Melissa Haigh, solicitor in the Rural team at regional law firm Napthens, warns that knowledge of ownership can assist with estate, business structure and tax planning, along with development and diversification.
Melissa explains that all farmers and landowners should know what they own, and all tenants should know the basis upon which they are occupying a holding.
This is because, as farms tend to pass down through generations, or be purchased in stages at different times, there may be a variety of ownerships of farms.
Melissa said: “Farmers and landowners should undertake a property audit to identify all property owners and the ownership basis, and all tenants should review the terms of their tenancy.
“For example, some land could be in parents’ names and some in children’s names.
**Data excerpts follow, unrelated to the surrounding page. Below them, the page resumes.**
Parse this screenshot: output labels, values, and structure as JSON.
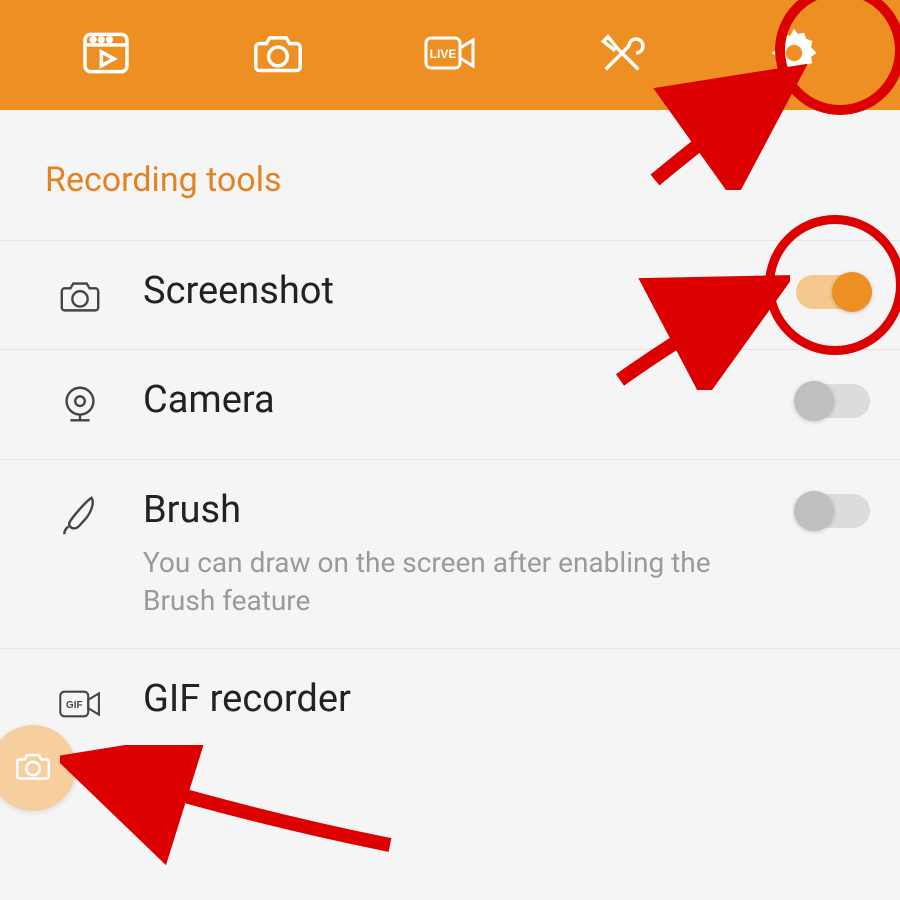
{
  "topbar": {
    "tabs": [
      {
        "name": "videos-tab",
        "icon": "video-clip-icon"
      },
      {
        "name": "photos-tab",
        "icon": "camera-icon"
      },
      {
        "name": "live-tab",
        "icon": "live-camera-icon"
      },
      {
        "name": "tools-tab",
        "icon": "tools-icon"
      },
      {
        "name": "settings-tab",
        "icon": "gear-icon",
        "selected": true
      }
    ]
  },
  "section_title": "Recording tools",
  "items": [
    {
      "icon": "camera-outline-icon",
      "label": "Screenshot",
      "toggle": "on",
      "sub": ""
    },
    {
      "icon": "webcam-icon",
      "label": "Camera",
      "toggle": "off",
      "sub": ""
    },
    {
      "icon": "brush-icon",
      "label": "Brush",
      "toggle": "off",
      "sub": "You can draw on the screen after enabling the Brush feature"
    },
    {
      "icon": "gif-icon",
      "label": "GIF recorder",
      "toggle": "",
      "sub": ""
    }
  ],
  "float_button": {
    "icon": "camera-icon"
  },
  "annotations": {
    "highlighted_tab": "settings-tab",
    "highlighted_toggle_item": "Screenshot",
    "arrow_targets": [
      "settings-tab",
      "Screenshot toggle",
      "floating camera button"
    ]
  },
  "colors": {
    "accent": "#ed8f23",
    "annotation": "#d00"
  }
}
It’s important to know who owns what, because only then can landowners know who has the ability to sell or gift assets – during lifetime or on death – or to diversify, and against whom any tax liabilities may be calculated and planned for.
“Where trade is undertaken through a farming partnership, it is also important to know whether property is an asset of the partnership, or owned outside it with the partnership simply allowed to use the property with permission of the owners. There can be considerable differences in the tax implications as a result.
“Another consideration is whether any property is unregistered. An application for first registration could be made to the Land Registry now, as registration can provide a number of benefits, particularly from a future planning perspective.
“Where development or diversification is being considered, a review of the deeds for the property should also be undertaken to ensure there are no limitations on the use of the property for the intended purpose.
“All tenants should know the basis of their occupation and in particular the length of their tenancy. If it is an agricultural succession tenancy, they should consider the likelihood of achieving a further succession or successions.”